Jan. 15, 2010— -- Caravans of the injured traveled the bumpy roads out of Port-au-Prince Thursday looking for hospitals to help treat the victims of Tuesday's earthquake.
Most hospitals in the city were destroyed, or so badly damaged they were evacuated.
"For the last 36 hours we have received over 100 patients from the Port-au-Prince area," said Dr. Ian Rawson, of the Albert Schweitzer Hospital in Deschapelles, Haiti, about 60 miles north of Port-au-Prince. "We have about 10 doctors and two surgeons."
The injured often come riding in the back of pick-up trucks, Rawson says. Most are suffering broken bones and "crushing wounds" and some people arrive with unmarked IVs from a clinic in the city. Rawson said families have been waiting patiently outside the hospital for the doctors who call them in using a radio system.
"One by one, when we can get them through the operating room, and starting now we're just beginning to be able to discharge people," said Rawson.
Albert Schweitzer is currently running on its own power generator, and doctors have to ration electricity use in the building to operating rooms and for intermittent Internet use. Rawson said the hospital typically keeps three to six months of supplies on hand, but the staff went through an entire month's supply Wednesday.
But what the hospital needs most at the moment are surgeons.

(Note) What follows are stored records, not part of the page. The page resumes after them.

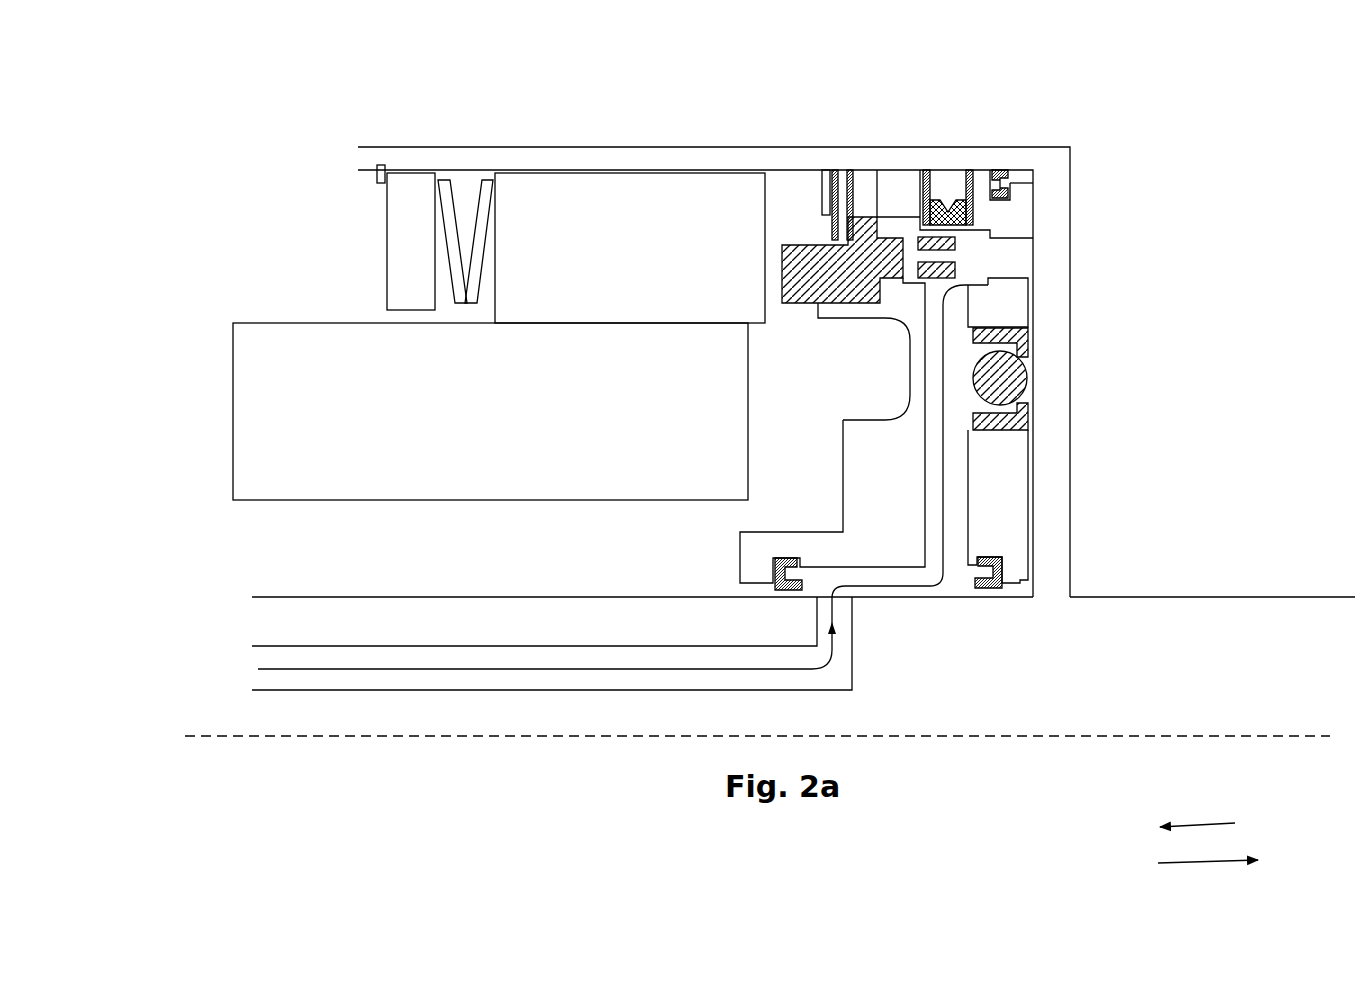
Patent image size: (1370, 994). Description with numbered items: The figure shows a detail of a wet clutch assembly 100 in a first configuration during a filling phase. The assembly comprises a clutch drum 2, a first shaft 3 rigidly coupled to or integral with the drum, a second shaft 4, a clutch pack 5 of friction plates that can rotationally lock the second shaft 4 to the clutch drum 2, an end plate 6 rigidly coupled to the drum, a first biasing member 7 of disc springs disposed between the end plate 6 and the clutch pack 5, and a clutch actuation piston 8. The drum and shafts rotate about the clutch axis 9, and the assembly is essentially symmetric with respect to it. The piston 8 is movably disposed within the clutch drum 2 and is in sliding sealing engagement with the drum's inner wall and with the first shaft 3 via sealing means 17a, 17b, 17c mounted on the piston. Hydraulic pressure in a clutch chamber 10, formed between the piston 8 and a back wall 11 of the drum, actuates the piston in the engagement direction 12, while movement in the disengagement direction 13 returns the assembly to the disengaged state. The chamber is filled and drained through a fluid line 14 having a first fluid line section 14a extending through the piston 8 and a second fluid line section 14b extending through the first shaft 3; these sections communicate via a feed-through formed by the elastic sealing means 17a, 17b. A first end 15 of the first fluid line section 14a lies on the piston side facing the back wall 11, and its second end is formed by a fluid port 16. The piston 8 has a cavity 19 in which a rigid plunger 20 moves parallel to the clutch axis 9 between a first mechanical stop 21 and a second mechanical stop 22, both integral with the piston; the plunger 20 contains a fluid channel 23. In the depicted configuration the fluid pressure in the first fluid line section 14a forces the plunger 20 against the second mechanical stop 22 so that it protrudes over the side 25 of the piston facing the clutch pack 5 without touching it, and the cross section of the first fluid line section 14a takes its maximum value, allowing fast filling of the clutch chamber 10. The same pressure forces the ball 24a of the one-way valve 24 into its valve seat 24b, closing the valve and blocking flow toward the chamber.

The clutch assembly 100 is at (247, 140).
The clutch drum 2 is at (1070, 197).
The first shaft 3 is at (1200, 673).
The second shaft 4 is at (306, 428).
The clutch pack 5 is at (636, 268).
The end plate 6 is at (421, 258).
The first biasing member 7 is at (465, 316).
The clutch actuation piston 8 is at (740, 555).
The clutch axis 9 is at (215, 730).
The clutch chamber 10 is at (1034, 305).
The back wall 11 is at (1070, 548).
The engagement direction 12 is at (1212, 820).
The disengagement direction 13 is at (1240, 868).
The fluid line 14 is at (377, 643).
The first fluid line section 14a is at (937, 483).
The second fluid line section 14b is at (545, 643).
The first end 15 is at (1043, 258).
The fluid port 16 is at (894, 594).
The sealing means 17a is at (1007, 165).
The sealing means 17b is at (787, 593).
The sealing means 17c is at (982, 590).
The cavity 19 is at (902, 225).
The plunger 20 is at (800, 245).
The first mechanical stop 21 is at (925, 175).
The second mechanical stop 22 is at (827, 222).
The fluid channel 23 is at (912, 274).
The one-way valve 24 is at (1112, 365).
The ball 24a is at (1030, 380).
The valve seat 24b is at (1030, 345).
The side 25 is at (818, 307).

"We've had a discussion with Doctors Without Borders. They have surgeons and no hospital, and we need surgeons," said Rawson.
Phones and electricity were still down in much of the country Thursday afternoon, making communication between doctors already stationed in Haiti difficult.
"We are now dealing with two countries; one is Port-au-Prince and the rest is Haiti. And all of us outside of Port-au-Prince don't know what is happening," said Rawson.
"What's amazing to us is the resilience of the people of Haiti -- they are the ones who give us the strength to keep going," he said.